One million people have now died in the U.S. because of COVID-19, according to NBC News' latest tally.
It would have been impossible to imagine that death toll just over two years ago, when the novel coronavirus began spreading around the world.
Even after the grim first wave swept through New York City in the spring of 2020, the national lockdown that followed and the surges that keep claiming lives, one million U.S. dead is still hard to grasp.
Yet here we are.
The death toll didn’t have to be this bad, and the pandemic response could have been much better handled, said Dr. Amesh Adalja, a senior scholar at the Johns Hopkins University Center for Health Security in Baltimore and spokesman for the Infectious Diseases Society of America.
“All of this is a lesson for how a country that was considered the most prepared for an infectious disease emergency or a pandemic, even if they’ve got the greatest toolbox and the greatest minds … could still end up with a horrendous death toll,” Adalja told TODAY.
“The number would be much higher if it were not for vaccines. … We would be in horrible shape.”

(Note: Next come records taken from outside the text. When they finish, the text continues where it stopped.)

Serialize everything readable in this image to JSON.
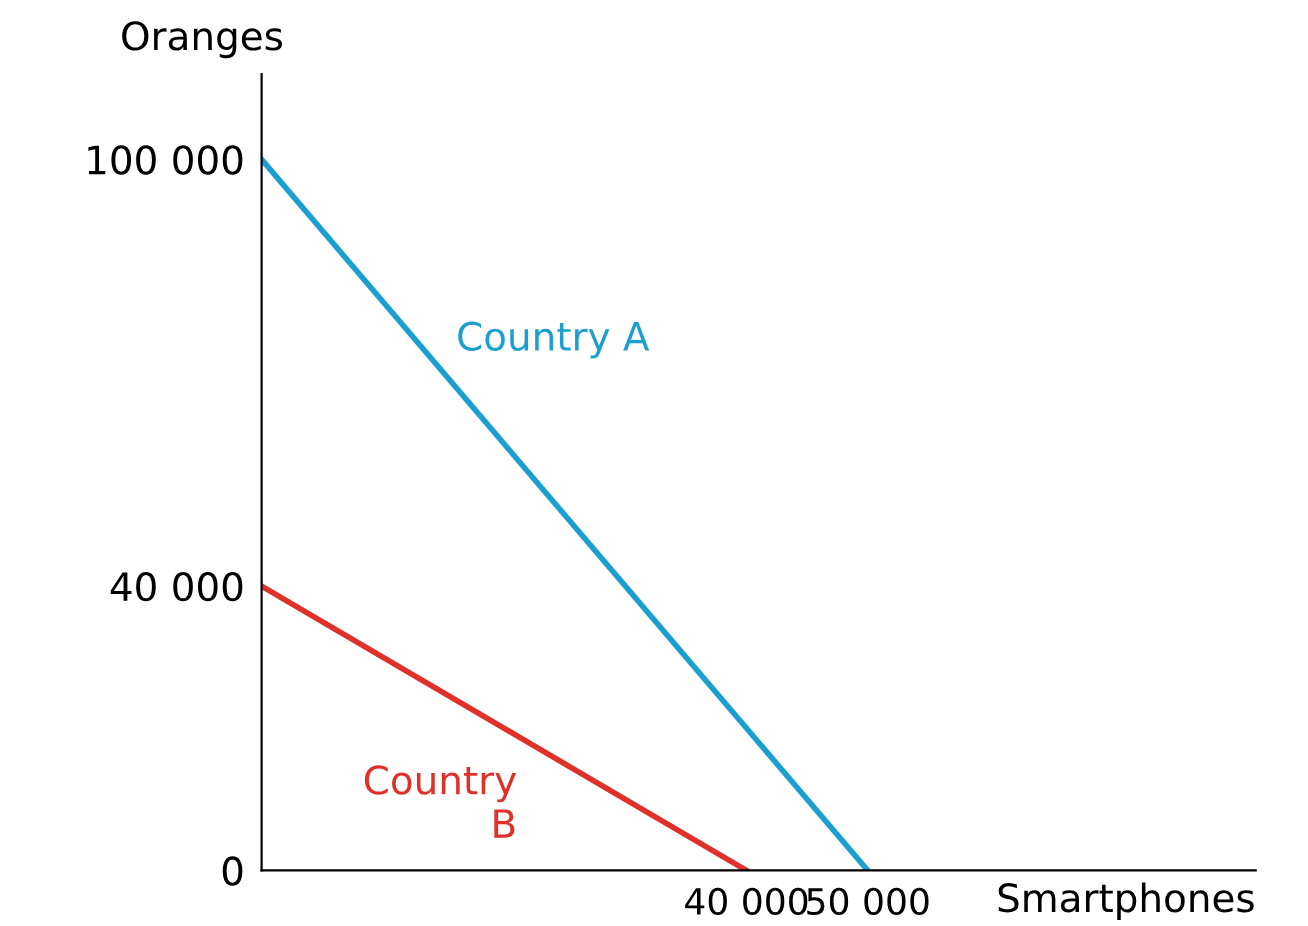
{
  "chart_data": {
    "type": "line",
    "xlabel": "Smartphones",
    "ylabel": "Oranges",
    "xlim": [
      0,
      82000
    ],
    "ylim": [
      0,
      112000
    ],
    "xticks": [
      {
        "value": 40000,
        "label": "40 000"
      },
      {
        "value": 50000,
        "label": "50 000"
      }
    ],
    "yticks": [
      0,
      {
        "value": 40000,
        "label": "40 000"
      },
      {
        "value": 100000,
        "label": "100 000"
      }
    ],
    "grid": false,
    "legend": false,
    "marker": "none",
    "line_style": "solid",
    "series": [
      {
        "name": "Country A",
        "color": "#1a9fd0",
        "x": [
          0,
          50000
        ],
        "values": [
          100000,
          0
        ]
      },
      {
        "name": "Country B",
        "color": "#e0302a",
        "x": [
          0,
          40000
        ],
        "values": [
          40000,
          0
        ]
      }
    ]
  }
}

Americans aren’t numb to the huge number, but “it’s not necessarily something that they can wrap their minds around” because the deaths happened over two years, and people have been through so much, he added.
Mistakes from the start
Adalja believed some of the biggest mistakes happened at the start of the pandemic in early 2020, when the government chose “evasion” rather than a proactive approach, giving the virus a head start to spread, he said.
Timely and widespread testing was crucial to isolate infected people, but there were constant problems including faulty test kits, delayed test results, bottlenecks in labs and long lines at testing sites before at-home COVID tests became available. Frustratingly, testing issues have lingered, with problems continuing during the recent omicron variant surge, Adalja noted.
There’s also been minimal investment in public health infrastructure and hospital capacity, leading to recurring problems “as if this was coming out of the blue,” he added.
“The biggest mistake has been to allow politicians to be in charge of the response,” Adalja said. “We need pandemic preparedness and the CDC to be more independent.”
Impact of vaccines
The COVID-19 vaccines saved almost a quarter-million lives and prevented almost 1.2 million hospitalizations in the first six months of 2021, according to a model published in January in JAMA Network Open.
But there could have been even greater impact if more people were vaccinated, experts told NBC News.
Adalja was surprised by the vaccine hesitancy, noting it has led to many preventable deaths. Not enough people at high risk for severe COVID-19 have gotten vaccinated, he said. That’s one of the issues driving deaths now, in addition to a lack of access to treatments like Paxlovid and monoclonal antibodies, he added.
About 82% of people in the U.S. have received at least one dose of a COVID-19 vaccine, according to the Centers for Disease Control and Prevention. More than half of people in the U.S. had COVID-19 by the end of February, the CDC found after testing for specific antibodies that develop only after an infection.
The concern now is how well the vaccines will continue to prevent people from dying. A recent investigation by the Washington Post found a rise in deaths among the vaccinated, especially older adults and those who didn’t get a booster shot.
“This virus preys on the elderly — that’s what we’ve seen from the very first days of this pandemic,” Adalja said. “That’s why it’s really important for elderly people to be up to date on their vaccines and if they get sick, to contact their doctor as quickly as possible.”
More than two years after the horrendous COVID-19 death toll began in 2020, there are reasons for optimism. The virus is much more manageable now, and even when people become infected, there is less need for hospitalization, Adalja said.
“It’s unlikely to see hospitals get overwhelmed again because the population has so much immunity from infection and from vaccination, as well as access to monoclonal antibodies, antivirals and rapid tests,” he noted.
“(But) there will be more variants coming till the end of time. That’s just what coronaviruses do. … We’re not going to be back in 2019, ever.”
The goal now is to boost people who are at high risk for severe disease and develop second-generation vaccines that don’t require boosters so frequently, Adalja said.